Our data do not show a negative impact of SLT on overall survival when compared with BLT for our entire cohort of ILD patients. Similarly, although the number of IPF patients who received a BLT was only 14 vs. 65 patients who received SLT, a similar survival pattern was found for recipients with IPF, which are consistent with other reports in the literature [13, 14], although high-risk patients [those with high lung allocation scores (LASs)] have been suggested to have better survival with BLT vs. SLT . Weiss et al.  have also found that high-LASs correlate with lower short-term survival for patients with pulmonary fibrosis. Unfortunately, our patient cohort was not large enough to detect a significant impact of LAS on overall survival or outcomes for SLT vs. BLT.
Limitations of this study include the retrospective analysis of our data. Our clinical data were obtained by the chart review, which has inherent limitations that include access and accuracy of the recorded data. Additionally, as a retrospective observational study, it can be subject to selection bias and incomplete data collection. However, the data used in the analysis were all prospectively obtained in our transplant database for all ILD patients.

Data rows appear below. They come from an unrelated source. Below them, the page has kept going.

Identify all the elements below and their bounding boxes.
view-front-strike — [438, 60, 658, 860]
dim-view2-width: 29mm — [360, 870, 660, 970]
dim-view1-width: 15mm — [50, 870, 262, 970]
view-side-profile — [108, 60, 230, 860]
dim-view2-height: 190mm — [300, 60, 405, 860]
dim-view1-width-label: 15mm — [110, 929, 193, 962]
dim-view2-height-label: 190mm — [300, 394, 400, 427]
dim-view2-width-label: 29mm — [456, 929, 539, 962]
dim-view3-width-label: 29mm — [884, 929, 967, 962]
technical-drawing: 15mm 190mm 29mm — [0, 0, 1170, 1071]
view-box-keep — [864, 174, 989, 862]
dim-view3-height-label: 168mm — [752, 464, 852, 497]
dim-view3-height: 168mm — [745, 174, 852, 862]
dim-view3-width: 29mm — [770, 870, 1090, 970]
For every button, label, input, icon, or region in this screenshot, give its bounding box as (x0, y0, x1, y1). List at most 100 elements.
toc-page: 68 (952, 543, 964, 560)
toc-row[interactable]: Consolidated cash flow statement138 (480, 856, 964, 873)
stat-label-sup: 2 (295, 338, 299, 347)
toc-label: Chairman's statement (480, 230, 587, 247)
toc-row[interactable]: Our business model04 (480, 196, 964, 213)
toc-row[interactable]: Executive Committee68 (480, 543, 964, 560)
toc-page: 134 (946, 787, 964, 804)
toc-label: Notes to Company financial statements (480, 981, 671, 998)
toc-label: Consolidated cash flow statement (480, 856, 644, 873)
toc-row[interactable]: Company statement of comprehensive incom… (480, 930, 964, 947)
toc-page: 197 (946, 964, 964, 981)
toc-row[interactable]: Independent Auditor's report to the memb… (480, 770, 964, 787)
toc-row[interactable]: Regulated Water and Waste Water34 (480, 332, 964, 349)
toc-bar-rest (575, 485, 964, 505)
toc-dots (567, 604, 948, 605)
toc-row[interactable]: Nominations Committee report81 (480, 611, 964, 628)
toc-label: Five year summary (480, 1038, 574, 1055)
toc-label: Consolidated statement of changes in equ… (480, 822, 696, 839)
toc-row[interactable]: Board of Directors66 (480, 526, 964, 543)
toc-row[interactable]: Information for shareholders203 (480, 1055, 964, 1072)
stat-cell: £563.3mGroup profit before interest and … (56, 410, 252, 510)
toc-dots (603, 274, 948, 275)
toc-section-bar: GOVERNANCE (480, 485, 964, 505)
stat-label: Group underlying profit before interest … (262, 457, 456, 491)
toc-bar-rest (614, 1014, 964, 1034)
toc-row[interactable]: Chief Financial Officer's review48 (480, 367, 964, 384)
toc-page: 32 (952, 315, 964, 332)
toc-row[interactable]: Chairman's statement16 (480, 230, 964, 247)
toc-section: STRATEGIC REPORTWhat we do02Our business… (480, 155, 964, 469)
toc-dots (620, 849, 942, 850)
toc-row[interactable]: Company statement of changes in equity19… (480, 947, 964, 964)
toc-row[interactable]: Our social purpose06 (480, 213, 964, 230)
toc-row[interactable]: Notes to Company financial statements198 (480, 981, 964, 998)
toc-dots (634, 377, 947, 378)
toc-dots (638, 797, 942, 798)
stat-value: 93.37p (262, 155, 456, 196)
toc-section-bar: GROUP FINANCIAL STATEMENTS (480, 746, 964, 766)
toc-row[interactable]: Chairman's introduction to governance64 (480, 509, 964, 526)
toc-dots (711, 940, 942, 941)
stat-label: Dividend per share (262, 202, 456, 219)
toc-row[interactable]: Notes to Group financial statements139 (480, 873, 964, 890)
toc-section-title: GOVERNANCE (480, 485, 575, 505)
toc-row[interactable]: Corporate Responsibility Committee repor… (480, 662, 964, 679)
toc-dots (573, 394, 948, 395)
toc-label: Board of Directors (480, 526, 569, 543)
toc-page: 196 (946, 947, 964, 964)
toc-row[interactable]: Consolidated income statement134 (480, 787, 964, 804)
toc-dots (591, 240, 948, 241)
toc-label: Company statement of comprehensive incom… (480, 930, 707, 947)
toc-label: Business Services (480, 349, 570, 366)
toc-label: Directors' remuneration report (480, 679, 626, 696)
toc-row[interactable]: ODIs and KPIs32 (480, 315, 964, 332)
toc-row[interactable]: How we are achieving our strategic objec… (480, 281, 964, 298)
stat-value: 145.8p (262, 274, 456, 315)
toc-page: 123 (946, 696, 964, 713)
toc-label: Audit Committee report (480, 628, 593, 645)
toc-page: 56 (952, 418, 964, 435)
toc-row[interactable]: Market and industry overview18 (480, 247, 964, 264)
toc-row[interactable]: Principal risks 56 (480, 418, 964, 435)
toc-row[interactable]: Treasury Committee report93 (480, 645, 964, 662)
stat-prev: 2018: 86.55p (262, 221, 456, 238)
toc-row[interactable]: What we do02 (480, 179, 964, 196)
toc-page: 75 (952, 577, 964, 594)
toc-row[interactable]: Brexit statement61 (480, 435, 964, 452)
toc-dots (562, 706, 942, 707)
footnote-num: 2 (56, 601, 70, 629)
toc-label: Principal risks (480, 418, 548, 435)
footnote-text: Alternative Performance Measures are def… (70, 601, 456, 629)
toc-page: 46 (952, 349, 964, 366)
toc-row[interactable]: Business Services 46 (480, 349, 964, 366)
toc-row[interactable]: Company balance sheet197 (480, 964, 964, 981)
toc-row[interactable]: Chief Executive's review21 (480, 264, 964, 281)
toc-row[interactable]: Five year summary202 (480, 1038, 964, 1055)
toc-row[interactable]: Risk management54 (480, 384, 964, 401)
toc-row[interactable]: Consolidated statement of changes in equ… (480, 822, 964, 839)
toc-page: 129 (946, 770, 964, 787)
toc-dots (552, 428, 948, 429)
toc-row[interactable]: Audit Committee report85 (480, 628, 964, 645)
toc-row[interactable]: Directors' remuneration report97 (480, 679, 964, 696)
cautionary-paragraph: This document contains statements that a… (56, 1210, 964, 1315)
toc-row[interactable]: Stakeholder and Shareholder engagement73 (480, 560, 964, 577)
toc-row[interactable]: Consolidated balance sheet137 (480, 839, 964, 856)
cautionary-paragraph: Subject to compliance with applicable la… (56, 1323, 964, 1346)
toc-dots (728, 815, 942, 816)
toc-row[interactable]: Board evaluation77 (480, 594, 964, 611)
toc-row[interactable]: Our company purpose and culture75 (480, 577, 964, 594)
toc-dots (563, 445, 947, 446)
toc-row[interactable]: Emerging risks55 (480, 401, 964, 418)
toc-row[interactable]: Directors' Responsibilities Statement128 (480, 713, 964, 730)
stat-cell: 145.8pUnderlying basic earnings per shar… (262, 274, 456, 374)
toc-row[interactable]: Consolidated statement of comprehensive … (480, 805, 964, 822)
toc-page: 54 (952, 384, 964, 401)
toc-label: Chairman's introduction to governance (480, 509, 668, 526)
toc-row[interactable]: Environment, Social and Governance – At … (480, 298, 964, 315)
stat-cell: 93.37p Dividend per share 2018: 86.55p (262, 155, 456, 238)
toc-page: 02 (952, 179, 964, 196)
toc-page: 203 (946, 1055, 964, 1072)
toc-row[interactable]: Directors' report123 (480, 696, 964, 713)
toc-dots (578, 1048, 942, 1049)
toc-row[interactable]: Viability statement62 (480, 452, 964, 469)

In summary, we found no significant difference in post-transplant survival for SLT vs. BLT recipients. Our data and data published by other investigators indicate that for the subset of transplant candidates with ILD, outcomes with SLT are acceptable. SLT may pose less risk for older patients, particularly when significant co-morbidities are present. However, BLT may be a preferable operation for younger patients, especially if significant pulmonary hypertension is present. As shown by Nathan et al. , however, listing for BLT only vs. SLT or BLT can increase wait time and may place a potential recipient with fibrotic lung disease at increased risk for death while awaiting transplant. Additional clinical research is needed to determine if significant differences in outcomes exist for patients with high LAS values who undergo SLT vs. BLT.
This research was supported in part by the George and Julie Mosher Pulmonary Research Fund at the University of Wisconsin School of Medicine and Public Health.
Conflict of interest: none declared.